Sunday, October 11, 2009
OLIVE OIL CAKE
Olive oil. Grapes. Olive oil. 5 eggs. Olive oil. Grapes? Seedless? Olive oil?
Never have I been so hesitant to make a cake until I watched French Food at Home and scribbled down this olive oil cake recipe. It sounded strange to make a cake from a very strong flavoured oil and even more so to drop whole grapes into the batter and make them pretend to be olives?!?
But it looked good. So when Laura Calda flashed her little winsome smile and cocked her head at me telling me how good it was I told her I might give it a try. But it was weeks before I finally made it.
However, instead of buying seedless grapes I had bought grapes with seeds in instead (silly me). That set the whole venture back by 2 whole days as I sat debating with myself. Shall I or shall I not go get seedless grapes? Or shall I use the grapes with seeds? Shall I or shall I not go get seedless grapes? Small mind, Big decisions.

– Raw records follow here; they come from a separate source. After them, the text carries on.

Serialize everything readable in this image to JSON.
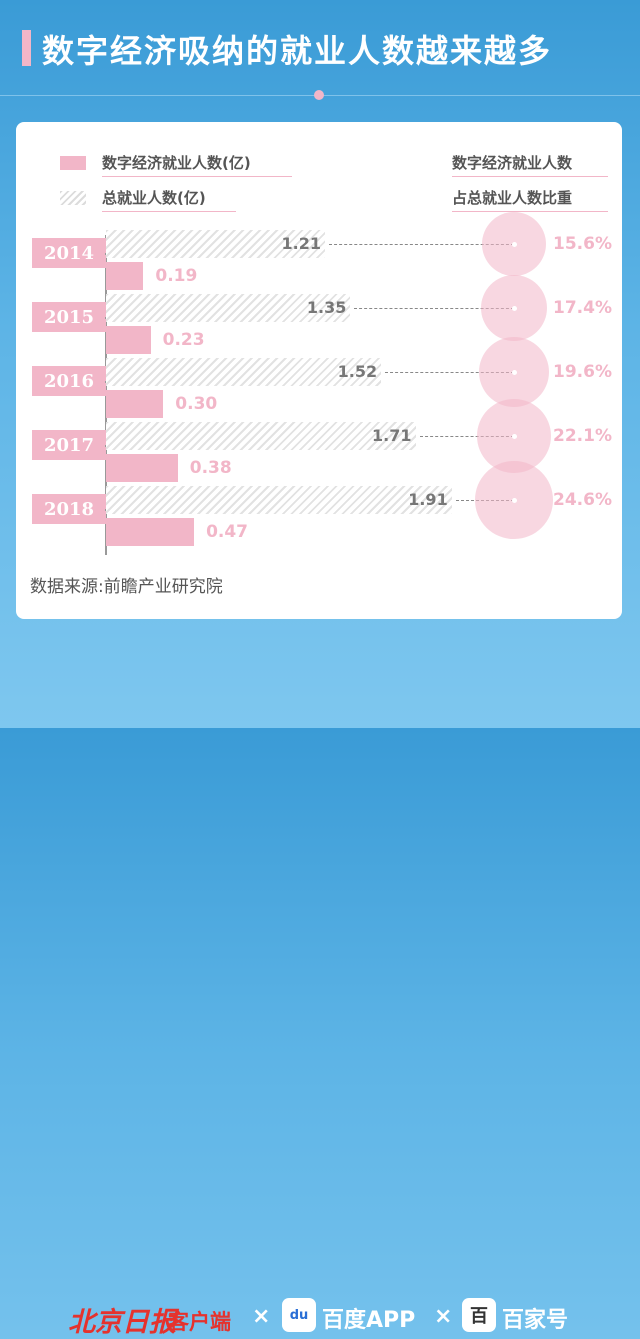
{
  "title": "数字经济吸纳的就业人数越来越多",
  "legend": {
    "digital": "数字经济就业人数(亿)",
    "total": "总就业人数(亿)",
    "share_line1": "数字经济就业人数",
    "share_line2": "占总就业人数比重"
  },
  "source": "数据来源:前瞻产业研究院",
  "footer": {
    "brand1": "北京日报",
    "brand1_sub": "客户端",
    "sep1": "×",
    "baidu_icon": "du",
    "brand2": "百度APP",
    "sep2": "×",
    "baijia_icon": "百",
    "brand3": "百家号"
  },
  "colors": {
    "pink": "#f2b6c8",
    "blue": "#3a9bd6",
    "brand_red": "#e5322d"
  },
  "chart_data": {
    "type": "bar",
    "categories": [
      "2014",
      "2015",
      "2016",
      "2017",
      "2018"
    ],
    "series": [
      {
        "name": "数字经济就业人数(亿)",
        "values": [
          0.19,
          0.23,
          0.3,
          0.38,
          0.47
        ]
      },
      {
        "name": "总就业人数(亿)",
        "values": [
          1.21,
          1.35,
          1.52,
          1.71,
          1.91
        ]
      },
      {
        "name": "数字经济就业人数占总就业人数比重",
        "values": [
          15.6,
          17.4,
          19.6,
          22.1,
          24.6
        ]
      }
    ],
    "digital_labels": [
      "0.19",
      "0.23",
      "0.30",
      "0.38",
      "0.47"
    ],
    "total_labels": [
      "1.21",
      "1.35",
      "1.52",
      "1.71",
      "1.91"
    ],
    "share_labels": [
      "15.6%",
      "17.4%",
      "19.6%",
      "22.1%",
      "24.6%"
    ]
  }
}
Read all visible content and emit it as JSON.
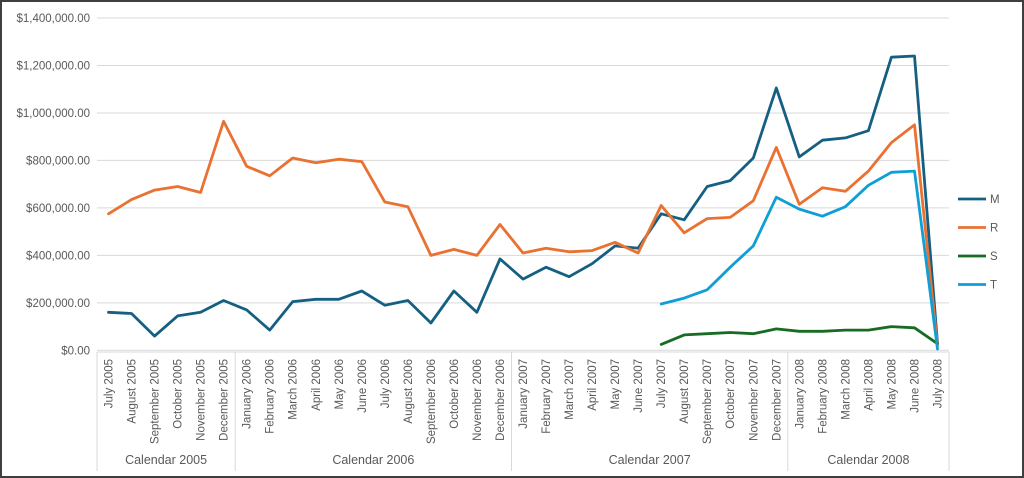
{
  "window": {
    "background": "#ffffff",
    "border_color": "#3f3f3f"
  },
  "chart_data": {
    "type": "line",
    "title": "",
    "xlabel": "",
    "ylabel": "",
    "grid": true,
    "legend_position": "right",
    "categories": [
      "July 2005",
      "August 2005",
      "September 2005",
      "October 2005",
      "November 2005",
      "December 2005",
      "January 2006",
      "February 2006",
      "March 2006",
      "April 2006",
      "May 2006",
      "June 2006",
      "July 2006",
      "August 2006",
      "September 2006",
      "October 2006",
      "November 2006",
      "December 2006",
      "January 2007",
      "February 2007",
      "March 2007",
      "April 2007",
      "May 2007",
      "June 2007",
      "July 2007",
      "August 2007",
      "September 2007",
      "October 2007",
      "November 2007",
      "December 2007",
      "January 2008",
      "February 2008",
      "March 2008",
      "April 2008",
      "May 2008",
      "June 2008",
      "July 2008"
    ],
    "x_axis_groups": [
      {
        "label": "Calendar 2005",
        "span": 6
      },
      {
        "label": "Calendar 2006",
        "span": 12
      },
      {
        "label": "Calendar 2007",
        "span": 12
      },
      {
        "label": "Calendar 2008",
        "span": 7
      }
    ],
    "y_axis": {
      "min": 0,
      "max": 1400000,
      "tick_step": 200000,
      "tick_labels": [
        "$0.00",
        "$200,000.00",
        "$400,000.00",
        "$600,000.00",
        "$800,000.00",
        "$1,000,000.00",
        "$1,200,000.00",
        "$1,400,000.00"
      ]
    },
    "series": [
      {
        "name": "M",
        "color": "#156082",
        "values": [
          160000,
          155000,
          60000,
          145000,
          160000,
          210000,
          170000,
          85000,
          205000,
          215000,
          215000,
          250000,
          190000,
          210000,
          115000,
          250000,
          160000,
          385000,
          300000,
          350000,
          310000,
          365000,
          440000,
          430000,
          575000,
          550000,
          690000,
          715000,
          810000,
          1105000,
          815000,
          885000,
          895000,
          925000,
          1235000,
          1240000,
          30000
        ]
      },
      {
        "name": "R",
        "color": "#E97132",
        "values": [
          575000,
          635000,
          675000,
          690000,
          665000,
          965000,
          775000,
          735000,
          810000,
          790000,
          805000,
          795000,
          625000,
          605000,
          400000,
          425000,
          400000,
          530000,
          410000,
          430000,
          415000,
          420000,
          455000,
          410000,
          610000,
          495000,
          555000,
          560000,
          630000,
          855000,
          615000,
          685000,
          670000,
          755000,
          875000,
          950000,
          20000
        ]
      },
      {
        "name": "S",
        "color": "#196B24",
        "values": [
          null,
          null,
          null,
          null,
          null,
          null,
          null,
          null,
          null,
          null,
          null,
          null,
          null,
          null,
          null,
          null,
          null,
          null,
          null,
          null,
          null,
          null,
          null,
          null,
          25000,
          65000,
          70000,
          75000,
          70000,
          90000,
          80000,
          80000,
          85000,
          85000,
          100000,
          95000,
          28000
        ]
      },
      {
        "name": "T",
        "color": "#0F9ED5",
        "values": [
          null,
          null,
          null,
          null,
          null,
          null,
          null,
          null,
          null,
          null,
          null,
          null,
          null,
          null,
          null,
          null,
          null,
          null,
          null,
          null,
          null,
          null,
          null,
          null,
          195000,
          220000,
          255000,
          350000,
          440000,
          645000,
          595000,
          565000,
          605000,
          695000,
          750000,
          755000,
          5000
        ]
      }
    ],
    "styles": {
      "gridline_color": "#D9D9D9",
      "axis_text_color": "#595959",
      "line_width": 2.8
    }
  }
}
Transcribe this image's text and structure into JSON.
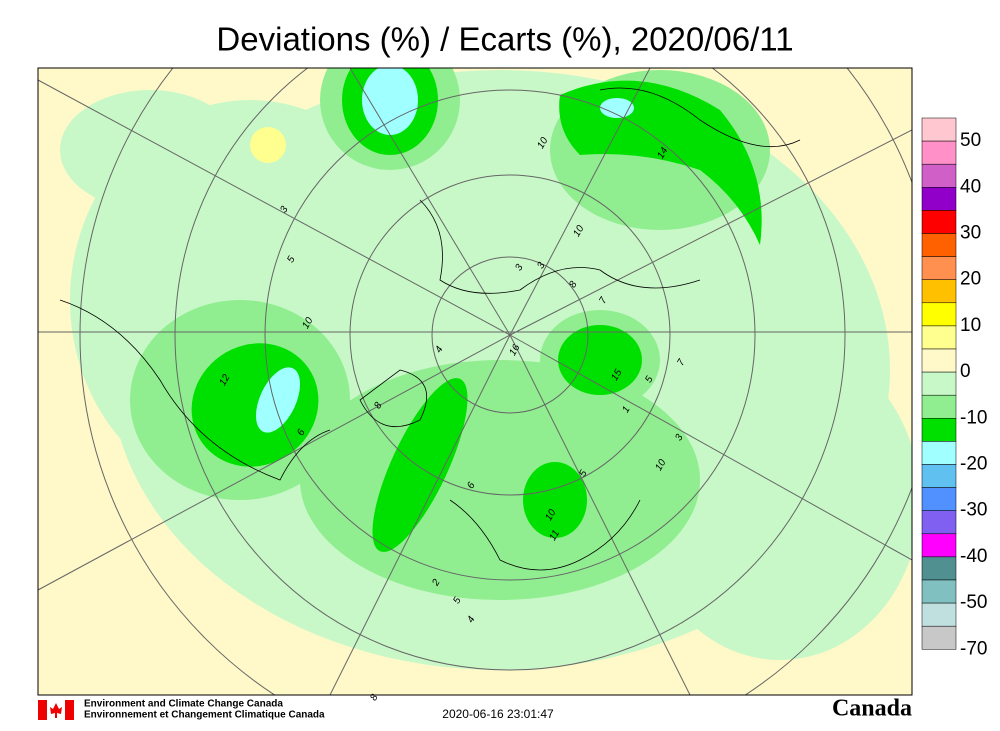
{
  "header": {
    "title": "Deviations (%) / Ecarts (%), 2020/06/11"
  },
  "colorbar": {
    "labels": [
      "50",
      "40",
      "30",
      "20",
      "10",
      "0",
      "-10",
      "-20",
      "-30",
      "-40",
      "-50",
      "-70"
    ],
    "colors": [
      "#ffc8d0",
      "#ff90c8",
      "#d060c8",
      "#9000c8",
      "#ff0000",
      "#ff6000",
      "#ff9050",
      "#ffc000",
      "#ffff00",
      "#ffff90",
      "#fff8c8",
      "#c8f8c8",
      "#90ee90",
      "#00e000",
      "#a0ffff",
      "#60c0f0",
      "#5090ff",
      "#8060f0",
      "#ff00ff",
      "#509090",
      "#80c0c0",
      "#c0e0e0",
      "#c8c8c8"
    ]
  },
  "stations": [
    "10",
    "14",
    "3",
    "5",
    "10",
    "3",
    "3",
    "8",
    "7",
    "10",
    "4",
    "16",
    "15",
    "5",
    "7",
    "12",
    "8",
    "6",
    "1",
    "6",
    "3",
    "10",
    "5",
    "10",
    "11",
    "2",
    "5",
    "4",
    "8"
  ],
  "footer": {
    "agency_en": "Environment and Climate Change Canada",
    "agency_fr": "Environnement et Changement Climatique Canada",
    "timestamp": "2020-06-16 23:01:47",
    "wordmark": "Canada"
  }
}
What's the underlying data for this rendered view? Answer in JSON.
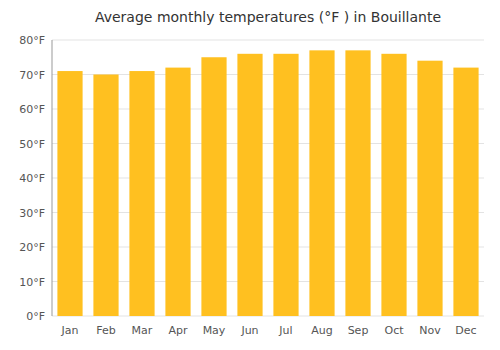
{
  "chart_data": {
    "type": "bar",
    "title": "Average monthly temperatures (°F ) in Bouillante",
    "categories": [
      "Jan",
      "Feb",
      "Mar",
      "Apr",
      "May",
      "Jun",
      "Jul",
      "Aug",
      "Sep",
      "Oct",
      "Nov",
      "Dec"
    ],
    "values": [
      71,
      70,
      71,
      72,
      75,
      76,
      76,
      77,
      77,
      76,
      74,
      72
    ],
    "color": "#FFC020",
    "ylim": [
      0,
      80
    ],
    "yticks": [
      {
        "value": 0,
        "label": "0°F"
      },
      {
        "value": 10,
        "label": "10°F"
      },
      {
        "value": 20,
        "label": "20°F"
      },
      {
        "value": 30,
        "label": "30°F"
      },
      {
        "value": 40,
        "label": "40°F"
      },
      {
        "value": 50,
        "label": "50°F"
      },
      {
        "value": 60,
        "label": "60°F"
      },
      {
        "value": 70,
        "label": "70°F"
      },
      {
        "value": 80,
        "label": "80°F"
      }
    ],
    "grid": true
  }
}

But if you only knew how hot it has been here...which is SCORCHING.....you'll know why I hesitate even to put my foot beyond the door. It's so hot I thought I felt my brain fizzle.
That's why on most days I spend a lot of my time debating on non-issues as the rest of the world hurtles by. Obama gets a Nobel Peace Prize, Padang folks struggle to resume life, Thinkers think, a naval ship gets a short circuit and burns up/down, MCA has a leadership issue while my mind tinkers feebly.
Finally I pulled the bag of grapes out from the refrigerator the way Nigella pulls things out from hers. With a cunning look.
Let there be seeds. They'll just have to pick at them, meaning the people who are going to eat the cake. And so the olive oil cake, with the grapes pretending to be olives, was born.
Let there be seeds.
The cake was indeed good. It was very moist and light with a delicate scent of oranges and lemons. The grapes as it turned out did not look like olives after all. As it baked, the grapes lost some of their colour and turned out looking slightly sickly.
And no wonder Laura had suggested that some of the grapes be dropped into the batter half way through the baking. Which I did.
But when I turned the cake out and cut it, I began to wonder where the grapes had all gone. I could swear I put quite a fair bit in. At least 10 of them. But one thing was for sure. They all sank to the bottom. Well they were all pretty big and heavy so perhaps I should have used smaller ones.
But, nevertheless, the cake was really lovely..... and did I say that it was moist and light with a wonderful citrus flavour?
And the fact that it had olive oil in it made me feel better than if there had been butter. Better than butter. Almost.
3/4 cup olive oil (I used extra virgin)
3/4 cup castor sugar
1 cup flour
5 eggs, separated
zest of 1 lemon and 1 orange
some red grapes (I used about 10 or 12)
Preheat oven 350 or 180. Prepare a 9 inch or 8 inch spring form pan, greased and floured.
Beat yolks and sugar until light. Add the zests and then the flour. Mix in the flour until there are no lumps. Add olive oil and stir until well combined to a smooth batter.
Beat egg whites with a whisk until soft peaks form.
Fold in the egg whites into the flour-egg yolk mixture, a little at first, to loosen the mixture. Then add in the rest of the egg whites and fold in with a spatula gently so that not too much air is lost.
Pour batter into prepared pan and drop in half of the red grapes and halfway through baking drop in the rest of the grapes. Bake from the beginning for 35 or 40 minutes or until a skewer inserted comes out clean.
As soon as the cake comes out of the oven brush it with olive oil and sprinkle some brown sugar on top. Let the cake rest for about 10 minutes before turning out. Serve.